Analizo el efecto de cada año de aplazamiento: aumenta la distancia respecto de las versiones vigentes, reduce el periodo de soporte que queda y puede dejar más extensiones sin una versión compatible. También valoro el coste, que puede crecer aunque el aplazamiento solo gane tiempo a corto plazo.
Preparo un inventario antes de actualizar para reducir el riesgo de descubrir los fallos en producción, con usuarios dentro. No recorto esa preparación: hacerlo aumenta el riesgo de encontrar incidencias durante la actualización.
No considero que empezar de cero sea un atajo. Comparo una actualización por etapas con una migración a una instalación nueva según la versión de origen, las modificaciones, la integridad de los datos, el histórico que debe conservarse y las pruebas disponibles. En muchos casos, elijo actualizar porque reduce el riesgo; en otros, opto por una reconstrucción controlada porque ofrece una salida más segura.

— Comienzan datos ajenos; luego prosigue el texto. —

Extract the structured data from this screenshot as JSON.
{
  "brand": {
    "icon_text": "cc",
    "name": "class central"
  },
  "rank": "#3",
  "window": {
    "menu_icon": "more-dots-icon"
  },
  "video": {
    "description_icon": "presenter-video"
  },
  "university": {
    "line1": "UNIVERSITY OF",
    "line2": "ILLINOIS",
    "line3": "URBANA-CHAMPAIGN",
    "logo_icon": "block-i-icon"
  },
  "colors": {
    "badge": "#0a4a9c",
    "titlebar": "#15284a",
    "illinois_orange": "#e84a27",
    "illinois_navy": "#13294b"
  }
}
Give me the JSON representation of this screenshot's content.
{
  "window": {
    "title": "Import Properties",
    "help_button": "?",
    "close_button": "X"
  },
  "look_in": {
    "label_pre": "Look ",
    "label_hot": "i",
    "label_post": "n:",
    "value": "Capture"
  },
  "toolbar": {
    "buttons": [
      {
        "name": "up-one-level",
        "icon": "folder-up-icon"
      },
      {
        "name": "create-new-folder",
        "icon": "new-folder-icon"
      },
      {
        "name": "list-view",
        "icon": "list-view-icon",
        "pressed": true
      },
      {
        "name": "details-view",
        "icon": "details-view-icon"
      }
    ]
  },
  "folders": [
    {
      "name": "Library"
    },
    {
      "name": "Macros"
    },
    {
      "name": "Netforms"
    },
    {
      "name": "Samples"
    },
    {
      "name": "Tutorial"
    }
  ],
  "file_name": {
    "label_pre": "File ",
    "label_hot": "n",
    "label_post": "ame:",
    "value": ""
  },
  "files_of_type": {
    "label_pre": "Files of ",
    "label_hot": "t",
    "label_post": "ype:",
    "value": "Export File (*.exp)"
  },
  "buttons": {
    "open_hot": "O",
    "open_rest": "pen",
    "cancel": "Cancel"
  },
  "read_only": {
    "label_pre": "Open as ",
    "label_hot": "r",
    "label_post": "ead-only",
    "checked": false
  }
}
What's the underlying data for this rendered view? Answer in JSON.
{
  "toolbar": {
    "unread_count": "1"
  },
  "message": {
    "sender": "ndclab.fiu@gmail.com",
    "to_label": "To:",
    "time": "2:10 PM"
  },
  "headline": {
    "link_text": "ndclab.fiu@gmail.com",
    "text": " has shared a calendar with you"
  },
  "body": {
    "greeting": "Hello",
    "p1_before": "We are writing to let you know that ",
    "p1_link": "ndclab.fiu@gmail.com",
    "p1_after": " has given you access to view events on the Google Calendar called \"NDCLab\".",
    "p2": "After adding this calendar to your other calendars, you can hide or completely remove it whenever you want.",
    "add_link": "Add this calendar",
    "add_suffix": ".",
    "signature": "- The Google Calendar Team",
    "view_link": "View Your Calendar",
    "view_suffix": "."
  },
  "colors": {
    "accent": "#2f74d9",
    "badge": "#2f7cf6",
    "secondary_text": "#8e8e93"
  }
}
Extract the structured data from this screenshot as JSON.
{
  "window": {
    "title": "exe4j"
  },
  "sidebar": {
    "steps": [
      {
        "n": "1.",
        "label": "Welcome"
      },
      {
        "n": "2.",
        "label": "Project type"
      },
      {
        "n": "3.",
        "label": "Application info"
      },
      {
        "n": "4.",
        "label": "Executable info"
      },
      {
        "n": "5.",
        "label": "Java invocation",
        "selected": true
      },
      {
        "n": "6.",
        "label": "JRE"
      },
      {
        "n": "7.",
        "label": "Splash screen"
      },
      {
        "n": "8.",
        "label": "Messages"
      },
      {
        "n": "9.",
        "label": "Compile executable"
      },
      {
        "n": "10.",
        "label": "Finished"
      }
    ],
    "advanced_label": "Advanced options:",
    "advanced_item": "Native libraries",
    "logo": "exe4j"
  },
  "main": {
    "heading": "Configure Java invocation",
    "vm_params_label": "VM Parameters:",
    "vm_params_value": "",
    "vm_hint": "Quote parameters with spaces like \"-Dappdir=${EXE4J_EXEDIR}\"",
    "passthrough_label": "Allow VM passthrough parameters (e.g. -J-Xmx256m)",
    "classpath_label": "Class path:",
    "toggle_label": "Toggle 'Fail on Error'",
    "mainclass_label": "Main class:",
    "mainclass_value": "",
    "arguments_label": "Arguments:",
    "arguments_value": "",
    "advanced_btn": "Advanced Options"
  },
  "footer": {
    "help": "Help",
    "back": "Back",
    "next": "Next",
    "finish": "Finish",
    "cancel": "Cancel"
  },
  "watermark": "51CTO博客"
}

Exijo estas condiciones para evitar heredar una plataforma que no pueda actualizar ni migrar.
| Requisito | Evidencia exigible | Criterio de aceptación |
|---|---|---|
| Mantenimiento del inventario de extensiones | Listado con versión, origen y responsable de mantenimiento | Inventario actualizado en cada entrega |
| Prohibición de modificar el núcleo | Declaración y comprobación automática de integridad | Ninguna modificación en los archivos del núcleo distribuidos para la versión declarada; las diferencias legítimas de configuración, extensiones y datos quedan fuera de esta comprobación |
| Entorno de pruebas representativo | Versiones de la aplicación, de sus dependencias y de sus extensiones; configuración e integraciones críticas; perfil de recursos; datos representativos y minimizados; y recorridos que se comprobarán | Enumerar las condiciones relevantes de producción y ensayar la actualización completa en el entorno de pruebas antes de aplicarla en producción |
| Compromiso de mantener una versión con soporte | Plan de actualización periódica dentro del periodo de soporte | La versión desplegada permanece dentro de su periodo de soporte; el contrato fija el plazo de actualización y cómo resolver las dependencias que puedan impedir la actualización. |
| Plan de vuelta atrás | Procedimiento y tiempo estimado de reversión | Reversión probada en el entorno de pruebas |
Referencias
Copias previas, prueba sobre una copia del sitio de producción, comprobación de extensiones en el directorio y versiones desde las que se admite el salto. Consultado el 1 de agosto de 2026.
Compatibilidad declarada de cada extensión por versión. Consultado el 1 de agosto de 2026.
Fechas de soporte general y de seguridad de cada versión. Consultado el 1 de agosto de 2026.
En las plataformas derivadas el calendario es otro: Totara mantiene su propio ciclo de versiones desde que se separó de Moodle, y una distribución gestionada como Open LMS decide cuándo aplica cada salto. El inventario de extensiones y las pruebas de regresión siguen siendo necesarios, pero su alcance, sus herramientas y sus criterios deben adaptarse a cada plataforma y versión. Las versiones concretas desde las que se admite el salto cambian con cada publicación, así que la cifra hay que comprobarla siempre en la documentación oficial y no en esta página. La estimación del alcance según la distancia acumulada responde a mi criterio, basado en actualizaciones concretas. La compatibilidad que declara una extensión en el directorio es la del autor y conviene verificarla en el entorno de pruebas, porque no siempre coincide con el comportamiento real.
Blog
En el blog documento actualizaciones concretas, con el inventario, los saltos de versión, las pruebas y los límites de cada decisión.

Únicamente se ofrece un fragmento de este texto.